Five hundred-plus shots. More like six hundred-plus if we included putts. Even for a tour workhorse like Vijay Singh, it’d be the fullest of days.  
    
Second-year player panelist Larry McCoy, a 6-handicap and a former club champion at Rock Ridge Country Club in Connecticut, learned his lesson. Like an NFL player eager to impress, McCoy arrived to camp this year fifteen pounds lighter and noticeably more muscular.
    
“Last year’s Hot List really motivated me to get in shape,” said McCoy, who for the past year has been focusing on back extensions, squats and a lot of core exercises. “When I left the Summit last year my legs were sore and my lower back hurt. The day we tested drivers I was dead from the waist down.”

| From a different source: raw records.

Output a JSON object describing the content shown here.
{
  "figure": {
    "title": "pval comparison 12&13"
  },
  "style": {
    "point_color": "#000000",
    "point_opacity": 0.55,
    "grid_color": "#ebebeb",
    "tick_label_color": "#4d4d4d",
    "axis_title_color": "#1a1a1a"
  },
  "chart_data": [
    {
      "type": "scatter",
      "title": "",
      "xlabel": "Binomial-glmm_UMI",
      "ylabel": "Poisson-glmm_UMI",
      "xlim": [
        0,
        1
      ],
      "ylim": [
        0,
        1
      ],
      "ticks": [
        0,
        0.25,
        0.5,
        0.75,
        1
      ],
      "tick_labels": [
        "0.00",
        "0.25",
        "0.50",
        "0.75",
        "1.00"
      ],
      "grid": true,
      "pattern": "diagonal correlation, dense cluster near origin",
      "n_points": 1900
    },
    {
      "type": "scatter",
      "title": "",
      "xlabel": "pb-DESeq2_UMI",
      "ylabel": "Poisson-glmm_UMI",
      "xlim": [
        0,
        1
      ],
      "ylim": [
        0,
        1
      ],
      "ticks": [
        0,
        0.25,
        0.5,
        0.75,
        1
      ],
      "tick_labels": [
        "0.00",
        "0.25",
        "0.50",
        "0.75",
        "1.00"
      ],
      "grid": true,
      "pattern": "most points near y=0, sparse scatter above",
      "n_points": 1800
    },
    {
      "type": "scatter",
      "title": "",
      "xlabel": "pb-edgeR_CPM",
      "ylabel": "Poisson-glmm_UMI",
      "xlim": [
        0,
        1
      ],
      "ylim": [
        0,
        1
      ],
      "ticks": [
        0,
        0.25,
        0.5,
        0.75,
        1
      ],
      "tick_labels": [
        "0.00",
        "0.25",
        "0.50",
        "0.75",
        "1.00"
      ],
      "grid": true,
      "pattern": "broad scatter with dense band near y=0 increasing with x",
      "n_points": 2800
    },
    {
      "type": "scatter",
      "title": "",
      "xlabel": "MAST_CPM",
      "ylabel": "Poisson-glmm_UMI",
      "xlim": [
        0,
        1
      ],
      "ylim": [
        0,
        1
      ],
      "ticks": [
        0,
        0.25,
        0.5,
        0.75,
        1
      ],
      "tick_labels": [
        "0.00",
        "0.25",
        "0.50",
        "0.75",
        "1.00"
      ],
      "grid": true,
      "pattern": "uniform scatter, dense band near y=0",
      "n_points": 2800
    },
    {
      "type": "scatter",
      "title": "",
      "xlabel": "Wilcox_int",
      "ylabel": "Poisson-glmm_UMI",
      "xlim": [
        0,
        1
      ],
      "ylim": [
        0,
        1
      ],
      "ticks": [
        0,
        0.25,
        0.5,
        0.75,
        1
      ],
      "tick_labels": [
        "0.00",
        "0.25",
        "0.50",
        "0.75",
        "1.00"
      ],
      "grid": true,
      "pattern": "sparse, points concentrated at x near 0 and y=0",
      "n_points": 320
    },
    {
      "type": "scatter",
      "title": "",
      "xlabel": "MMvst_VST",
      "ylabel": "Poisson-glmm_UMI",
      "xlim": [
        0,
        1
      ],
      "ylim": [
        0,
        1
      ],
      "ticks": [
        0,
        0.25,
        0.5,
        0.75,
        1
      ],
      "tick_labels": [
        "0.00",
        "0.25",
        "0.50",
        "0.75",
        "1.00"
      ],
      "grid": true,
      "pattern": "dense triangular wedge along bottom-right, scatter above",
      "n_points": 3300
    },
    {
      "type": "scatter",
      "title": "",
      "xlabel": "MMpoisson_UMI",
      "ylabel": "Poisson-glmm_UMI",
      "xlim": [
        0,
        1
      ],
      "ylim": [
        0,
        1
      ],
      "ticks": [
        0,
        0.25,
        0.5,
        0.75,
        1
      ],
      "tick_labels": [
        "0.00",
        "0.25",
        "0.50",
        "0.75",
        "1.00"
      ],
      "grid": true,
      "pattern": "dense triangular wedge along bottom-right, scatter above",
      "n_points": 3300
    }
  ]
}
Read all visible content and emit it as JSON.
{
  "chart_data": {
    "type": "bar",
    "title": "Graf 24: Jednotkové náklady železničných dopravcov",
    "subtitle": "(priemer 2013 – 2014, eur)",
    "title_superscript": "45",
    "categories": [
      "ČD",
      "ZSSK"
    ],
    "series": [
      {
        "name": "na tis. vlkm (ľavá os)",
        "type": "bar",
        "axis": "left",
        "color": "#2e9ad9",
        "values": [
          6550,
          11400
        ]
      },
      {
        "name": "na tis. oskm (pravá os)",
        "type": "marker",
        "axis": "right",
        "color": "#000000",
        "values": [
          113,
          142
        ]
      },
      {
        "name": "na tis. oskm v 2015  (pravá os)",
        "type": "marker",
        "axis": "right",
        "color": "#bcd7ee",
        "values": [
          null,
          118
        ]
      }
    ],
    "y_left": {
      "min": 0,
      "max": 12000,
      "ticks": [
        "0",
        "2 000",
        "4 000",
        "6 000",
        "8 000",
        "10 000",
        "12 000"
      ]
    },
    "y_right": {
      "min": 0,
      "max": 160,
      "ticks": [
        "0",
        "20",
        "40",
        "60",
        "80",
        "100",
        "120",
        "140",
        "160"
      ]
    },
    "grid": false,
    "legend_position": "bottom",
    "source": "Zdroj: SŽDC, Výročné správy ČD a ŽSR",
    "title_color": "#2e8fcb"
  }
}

“My first Hot List I did a lot of walking to prepare, nearly ten miles a day,” said three-year panelist Jason Shipley, a senior-circuit eligible 5-handicap from Baltimore. “But I think I’ve figured out the most important thing is getting my hands strong. This time around the two months leading up I hit a lot of 6-irons at the range. But not so many I’d get tendonitis. Marathon runners don’t run marathons, you know.”
    
To help preserve our lab rats’ health for at least the three days we ask of them, Golf Digest Fitness Editor Ron Kaspriske led a golf-specific group stretch at 7:45 a.m. The theme was active stretching, like rolling the wrists and ankles and other sockets of the body. The theory: passive stretching, where one holds a still position for fifteen or twenty seconds, is beneficial after a round but can overly stretch muscle fibers so much they fire less effectively in the golf swing.

Despite the summer training and game-day precautions, Day One of ball beating took its toll, even on the young guns. By the time the Nevada sun reached its apex, 34-year-old Hot List rookie Steve Verton of New Jersey, a former collegiate wide receiver, was already taping the blisters on his fingers. Even on his glove hand.